Updated 15-Aug-2018 • tags scriptnotes.
This page provides information about characteristics of a number of scripts. It is not intended to be exhaustively scientific – merely to give a basic idea of what languages require what type of feature support. The symbol after a script name points to a page that gives a quick summary of the script.
Click on the column headings to sort by that column.
The table is intended to provide a general indication only. There are things that could be disputed.
Number of characters This figure is based on a character count for Unicode blocks related to that script. It is approximate, however, for a number of reasons. Blocks such as punctuation are not included – this is just a figure for the main block or set of blocks dedicated to that script.
Very often a particular language will use only a small number of the total characters available in a script (think, for example, how many characters are used for English out of the 1,286 Latin characters). The figures also include archaic characters.

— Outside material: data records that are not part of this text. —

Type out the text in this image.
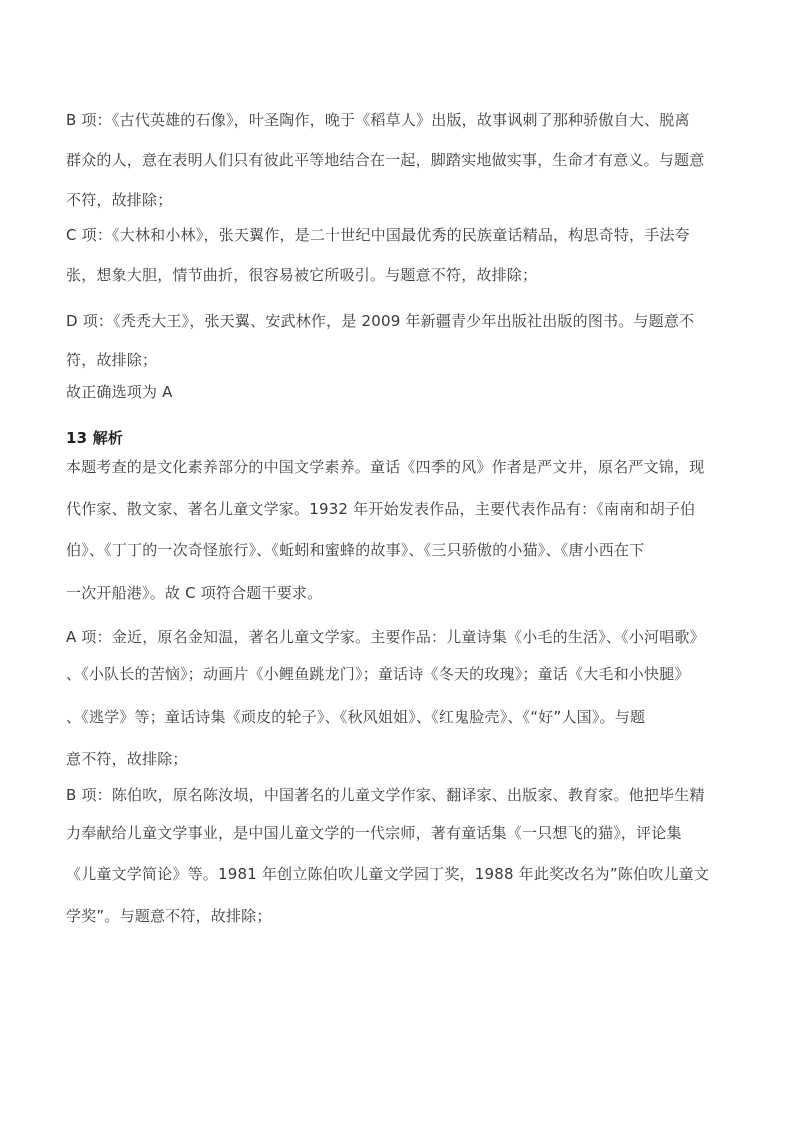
B 项：《古代英雄的石像》，叶圣陶作，晚于《稻草人》出版，故事讽刺了那种骄傲自大、脱离
群众的人，意在表明人们只有彼此平等地结合在一起，脚踏实地做实事，生命才有意义。与题意
不符，故排除；
C 项：《大林和小林》，张天翼作，是二十世纪中国最优秀的民族童话精品，构思奇特，手法夸
张，想象大胆，情节曲折，很容易被它所吸引。与题意不符，故排除；
D 项：《秃秃大王》，张天翼、安武林作，是 2009 年新疆青少年出版社出版的图书。与题意不
符，故排除；
故正确选项为 A
13 解析
本题考查的是文化素养部分的中国文学素养。童话《四季的风》作者是严文井，原名严文锦，现
代作家、散文家、著名儿童文学家。1932 年开始发表作品，主要代表作品有：《南南和胡子伯
伯》、《丁丁的一次奇怪旅行》、《蚯蚓和蜜蜂的故事》、《三只骄傲的小猫》、《唐小西在下
一次开船港》。故 C 项符合题干要求。
A 项：金近，原名金知温，著名儿童文学家。主要作品：儿童诗集《小毛的生活》、《小河唱歌》
、《小队长的苦恼》；动画片《小鲤鱼跳龙门》；童话诗《冬天的玫瑰》；童话《大毛和小快腿》
、《逃学》等；童话诗集《顽皮的轮子》、《秋风姐姐》、《红鬼脸壳》、《“好”人国》。与题
意不符，故排除；
B 项：陈伯吹，原名陈汝埙，中国著名的儿童文学作家、翻译家、出版家、教育家。他把毕生精
力奉献给儿童文学事业，是中国儿童文学的一代宗师，著有童话集《一只想飞的猫》，评论集
《儿童文学简论》等。1981 年创立陈伯吹儿童文学园丁奖，1988 年此奖改名为”陈伯吹儿童文
学奖”。与题意不符，故排除；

Combining characters. This shows the subset of the number of characters that are combining characters. No attempt is made to indicate how many of the base characters each combining character can combine with. In some cases, this will be limited, but in most cases a combining character will combine with a fair number of base characters.
Contextual positioning. This is typically related to combining characters, and indicates that a typical font uses OpenType rules to position of a glyph according to the glyphs that surround it, eg. tone marks in Thai, or vowel signs in Arabic (if used). Nearly all scripts with combining characters will need some positioning rules to take account of where the combining character should be placed. This indicator is more concerned with whether that location varies significantly, depending on the surrounding context.
Multiple combining characters. Whether more than one combining character can be associated with a give base character.
Vowel signs. Whether the script uses vowel-signs to represent vowels (ie. is an abugida). The keyword 'standalone' indicates that some vowel signs are not combining characters.
Case sensitive Whether or not the script makes case distinctions.
Contextual shaping. Whether different glyph shapes have to be used for a character depending on the visual context, eg. the RA in Myanmar that grows and shrinks to fit around the character is surrounds. Note that this does not include shaping for cursive scripts (see below).
Cursive script. Do the letters in this script join up, eg. as in Arabic?
Text direction. Is this a right-to-left script (which actually usually means that bidirectional behaviour needs to be supported, for numbers and embedded foreign text.) Is it used in a vertical orientation?
Word separator. Is this a script like Thai, where spaces are used to separate phrases, not words, or like Japanese and Chinese, that don't use spaces, or Ethiopic, that has its own word separator?
Baseline. The baseline for Latin text is labelled 'mid'. Scripts designed like Indic scripts that hang from a high baseline, are labelled 'high'. Scripts like Chinese are labelled 'low'.
Text wrap. At the end of a line, where is the typically break point? Is it between words, or characters? Entries labelled 'special' wrap at a character that is not a space, eg. Tibetan, which uses a tsheg between words, rather than a space.
Hyphenation. Whether or not hyphenation is used with the script – by which is meant the addition of a mark at the end or beginning of a line when a word is broken at line end. Scripts that simply break text at syllable or character boundaries are not classed here as hyphenating. An asterisk indicates that practise varies for certain languages (for example, Uighur written with the Arabic script does hyphenate, but most other languages using Arabic script do not).
Justification. What is the basic starting point for justification of text on a line? Typically this is related to the spaces between words. Here are the other alternatives listed: 'char' is typical of Chinese and Japanese, where justification starts with inter-character spaces; 'cluster' refers to scripts such as in South East Asia, where word boundaries are taken into account, but spaces are used as phrase separators; 'word' is used for arabic-based scripts, where justification is commonly achieved by stretching the baseline or using ligatures.
Region. This rough grouping places the script in the region where it originated, so English is in Europe, and Arabic is in the Middle East. It serves to get a very rough idea of how things stack up on a regional basis.
Digits. Does the script have a set of native digits? Note that in some cases these may not be used for a particular language.
Feature count. This is a very simplistic indicator that simply awards one point for each column after the first three columns that doesn't read 'no', 'mid' or '0'.